The Insightful Window

Where life isn't always what it's cracked up to be

header photo

Facebook & Texting

July 23, 2016

The internet is an amazing place to explore, to work within, and socialize on. It can even be a useful and convenient tool, but in many cases, it ends up becoming a double-edged sword. The negative side of the net's advantages is its ability to be abused by both responsible and irresponsible users, or criminals. There are two sides to every coin, and social media and the global online community are all subjected to the positives and negatives of what should be a neutral medium.

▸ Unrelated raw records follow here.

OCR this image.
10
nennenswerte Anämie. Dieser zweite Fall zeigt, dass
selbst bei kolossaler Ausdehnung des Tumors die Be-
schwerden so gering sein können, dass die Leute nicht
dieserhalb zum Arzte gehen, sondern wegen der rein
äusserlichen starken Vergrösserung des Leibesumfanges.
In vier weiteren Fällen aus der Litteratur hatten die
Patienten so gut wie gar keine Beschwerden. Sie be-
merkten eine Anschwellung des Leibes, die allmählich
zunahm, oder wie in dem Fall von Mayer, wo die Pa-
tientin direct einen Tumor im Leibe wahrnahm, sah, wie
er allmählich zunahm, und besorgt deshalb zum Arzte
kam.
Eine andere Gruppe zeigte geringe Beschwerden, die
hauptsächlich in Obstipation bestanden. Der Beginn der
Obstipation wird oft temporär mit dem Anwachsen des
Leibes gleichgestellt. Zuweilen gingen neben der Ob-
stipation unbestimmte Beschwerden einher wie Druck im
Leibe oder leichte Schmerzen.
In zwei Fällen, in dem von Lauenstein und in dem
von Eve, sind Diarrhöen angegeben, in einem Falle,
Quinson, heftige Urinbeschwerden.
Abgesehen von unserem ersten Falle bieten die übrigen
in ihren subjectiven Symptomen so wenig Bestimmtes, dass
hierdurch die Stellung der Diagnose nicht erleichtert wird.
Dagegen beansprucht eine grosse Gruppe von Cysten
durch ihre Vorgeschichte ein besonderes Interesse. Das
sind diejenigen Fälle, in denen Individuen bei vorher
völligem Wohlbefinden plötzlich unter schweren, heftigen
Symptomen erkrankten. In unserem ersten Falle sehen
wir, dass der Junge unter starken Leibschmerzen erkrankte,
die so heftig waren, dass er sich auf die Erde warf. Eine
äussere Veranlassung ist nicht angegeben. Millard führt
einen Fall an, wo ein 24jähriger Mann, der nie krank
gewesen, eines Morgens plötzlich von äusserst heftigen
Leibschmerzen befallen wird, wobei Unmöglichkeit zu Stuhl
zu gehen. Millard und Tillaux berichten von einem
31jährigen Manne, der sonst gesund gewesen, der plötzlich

Facebook is a very popular application that a large percentage of the population uses on a daily basis. It too can be a wonderful place to meet and greet with friends, share work and promote business, but it has its share of issues. One issue Facebook has come under fire over is the fact that they work with government agencies for all intents and purposes, nullifying most of your privacy. It has a tendency to be hacked quite regularly, requiring continual changing of passwords and security options. So security is an ongoing problem with this medium.

Facebook is comprised of a large community of world users, that prefer to make short posts online, than actual writing to communicate with each other. Even email is being replaced by Facebook. It seems that the simplest forms of writing and communicating are becoming the chosen mediums, including YouTube videos. It's getting so bad, I had to “poke” my husband on Facebook to get him to respond to a question, and he's sitting right next to me!  

As far as texting is concerned, we have all seen the effects that this tool has on people's lives when it is used inappropriately. Injuries and death have occurred when people text and drive or text at the same time as other activities. I've never understood why people prefer to type rather than speak to each other. It's actually faster to type a phone number and talk, than to text, unless of course, we are talking about the new “speak,” complete with broken words, single letters, and picture icons. They might as well just change our language from the word “English,” to “Emoji.”  Sure, I use Facebook and Messenger, but I never use "text talk," and I only use emojis to add the tone of my words to the end of a message, nothing more.

The use of texting has decreased people's ability to write in a coherent manner, and even the necessary skills for business writing has decreased to the point of erosion. It is shocking to hear college professors admit that a large number of their students cannot form a coherent sentence in standardized English.

Perhaps professors should accept their papers in the new "speak" instead. They'd probably have Pulitzer Prize winners—in text talk.